Wcześniej doradzający rządowi komitet techniczno-naukowy wydał opinię, że obecna sytuacja epidemiczna w kraju nie pozwala na otwarcie infrastruktury narciarskiej.
Stoki i wyciągi planowano otwierać od poniedziałku w regionach znajdujących się w żółtej strefie mniejszego ryzyka zakażeń.
Podpisując decyzję zakazującą inauguracji sezonu, minister Speranza oświadczył, że rząd zobowiązuje się do jak najszybszych wypłat odszkodowań dla całej branży. Jej straty liczone są w miliardy euro.
W natychmiastowej reakcji na rozporządzenie szefa resortu zdrowia przedstawiciel Konferencji Regionów do spraw turystyki i hotelarstwa Daniele D'Amario oświadczył, że jest to "cios zadany w ostatniej chwili". Zapewnił, że sektor sportów zimowych zdążył się już przygotować do otwarcia zgodnie z regułami sanitarnymi.
"Nie powinniśmy otwierać wyciągów narciarskich"
Konsultant ministerstwa zdrowia w Rzymie Walter Ricciardi negatywnie wypowiadał się o możliwym otwarciu stoków i wyciągów. Przekonywał, że we Włoszech konieczny jest głęboki całkowity lockdown.
- To oczywiste, że stosowana dotąd strategia koegzystencji z wirusem jest nieskuteczna i skazuje nas na brak stabilizacji z poważną liczbą zmarłych każdego dnia - ocenił.

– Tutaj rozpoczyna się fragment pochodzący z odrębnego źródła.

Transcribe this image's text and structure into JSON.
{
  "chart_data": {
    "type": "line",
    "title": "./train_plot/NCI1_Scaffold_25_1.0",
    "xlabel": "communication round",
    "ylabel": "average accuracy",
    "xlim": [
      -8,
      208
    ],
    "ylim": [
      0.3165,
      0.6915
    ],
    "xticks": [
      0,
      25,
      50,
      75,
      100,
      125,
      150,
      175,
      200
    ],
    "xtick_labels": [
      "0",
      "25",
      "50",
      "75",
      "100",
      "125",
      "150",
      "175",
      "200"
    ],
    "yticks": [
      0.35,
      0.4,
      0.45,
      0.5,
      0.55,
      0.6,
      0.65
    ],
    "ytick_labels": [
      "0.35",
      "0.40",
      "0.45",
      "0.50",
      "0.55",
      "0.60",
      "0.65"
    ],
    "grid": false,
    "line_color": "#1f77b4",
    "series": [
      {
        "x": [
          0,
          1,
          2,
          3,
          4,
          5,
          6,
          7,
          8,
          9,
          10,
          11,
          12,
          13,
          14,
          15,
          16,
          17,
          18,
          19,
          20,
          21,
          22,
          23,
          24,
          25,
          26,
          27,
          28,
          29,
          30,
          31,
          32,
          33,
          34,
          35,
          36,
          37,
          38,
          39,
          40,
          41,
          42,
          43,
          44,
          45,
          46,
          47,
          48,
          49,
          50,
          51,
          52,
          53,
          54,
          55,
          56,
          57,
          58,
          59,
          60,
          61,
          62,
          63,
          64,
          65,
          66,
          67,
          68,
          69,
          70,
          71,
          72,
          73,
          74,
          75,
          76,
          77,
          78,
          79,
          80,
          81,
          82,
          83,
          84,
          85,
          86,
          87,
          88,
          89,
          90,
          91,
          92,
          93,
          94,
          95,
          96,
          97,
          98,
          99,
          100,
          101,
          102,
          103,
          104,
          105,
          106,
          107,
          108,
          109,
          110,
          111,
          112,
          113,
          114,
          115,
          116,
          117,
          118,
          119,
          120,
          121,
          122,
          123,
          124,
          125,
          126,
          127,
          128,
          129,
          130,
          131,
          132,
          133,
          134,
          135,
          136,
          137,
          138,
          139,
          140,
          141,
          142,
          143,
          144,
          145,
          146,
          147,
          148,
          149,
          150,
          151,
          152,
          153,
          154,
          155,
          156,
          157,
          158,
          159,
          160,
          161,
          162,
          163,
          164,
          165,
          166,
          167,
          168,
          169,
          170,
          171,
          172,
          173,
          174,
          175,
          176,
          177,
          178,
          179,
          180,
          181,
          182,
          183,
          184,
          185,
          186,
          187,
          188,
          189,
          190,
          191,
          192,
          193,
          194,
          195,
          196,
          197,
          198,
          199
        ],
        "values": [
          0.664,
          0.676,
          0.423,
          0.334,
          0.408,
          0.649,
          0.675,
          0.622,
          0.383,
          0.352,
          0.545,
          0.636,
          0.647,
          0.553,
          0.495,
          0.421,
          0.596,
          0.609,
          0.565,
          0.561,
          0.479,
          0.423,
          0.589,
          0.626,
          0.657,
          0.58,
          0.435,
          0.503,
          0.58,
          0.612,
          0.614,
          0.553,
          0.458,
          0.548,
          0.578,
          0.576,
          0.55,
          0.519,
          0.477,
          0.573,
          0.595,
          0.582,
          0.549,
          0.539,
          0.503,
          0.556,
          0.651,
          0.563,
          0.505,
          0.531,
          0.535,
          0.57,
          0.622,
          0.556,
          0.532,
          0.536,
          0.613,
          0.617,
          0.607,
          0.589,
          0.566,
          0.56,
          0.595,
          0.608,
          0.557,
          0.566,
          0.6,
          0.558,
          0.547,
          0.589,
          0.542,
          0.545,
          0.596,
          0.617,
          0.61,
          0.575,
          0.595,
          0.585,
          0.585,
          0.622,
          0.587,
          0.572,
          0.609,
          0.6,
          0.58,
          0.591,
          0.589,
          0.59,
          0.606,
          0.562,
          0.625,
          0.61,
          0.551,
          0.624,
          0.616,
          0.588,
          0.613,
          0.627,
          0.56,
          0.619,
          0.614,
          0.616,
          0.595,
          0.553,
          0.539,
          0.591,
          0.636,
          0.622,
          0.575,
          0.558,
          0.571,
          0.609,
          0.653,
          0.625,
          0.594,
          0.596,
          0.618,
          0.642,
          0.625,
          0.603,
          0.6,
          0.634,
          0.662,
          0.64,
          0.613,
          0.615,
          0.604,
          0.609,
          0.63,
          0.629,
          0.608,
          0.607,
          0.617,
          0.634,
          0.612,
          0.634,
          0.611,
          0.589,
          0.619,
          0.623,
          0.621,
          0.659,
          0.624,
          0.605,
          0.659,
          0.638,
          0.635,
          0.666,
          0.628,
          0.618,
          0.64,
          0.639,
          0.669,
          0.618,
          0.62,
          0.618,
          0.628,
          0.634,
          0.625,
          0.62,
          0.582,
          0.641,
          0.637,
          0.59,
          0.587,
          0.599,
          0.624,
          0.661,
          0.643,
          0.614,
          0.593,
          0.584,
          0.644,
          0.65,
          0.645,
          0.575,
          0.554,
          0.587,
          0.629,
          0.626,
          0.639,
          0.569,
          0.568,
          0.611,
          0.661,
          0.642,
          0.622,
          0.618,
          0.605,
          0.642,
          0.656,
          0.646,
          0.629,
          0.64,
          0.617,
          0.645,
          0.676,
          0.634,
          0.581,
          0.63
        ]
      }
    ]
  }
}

ZOBACZ: Ministerstwo rolnictwa: koronawirus wykryty u norek może przenosić się na ludzi i odwrotnie
Ponadto oświadczył, że w obecnej sytuacji pandemicznej nie można otwierać we Włoszech stoków narciarskich, co planowane jest na poniedziałek.
- Nie zapominajmy, że angielski wariant wirusa dotarł do Europy przez wyciągi górskie w Szwajcarii - dodał prof. Ricciardi.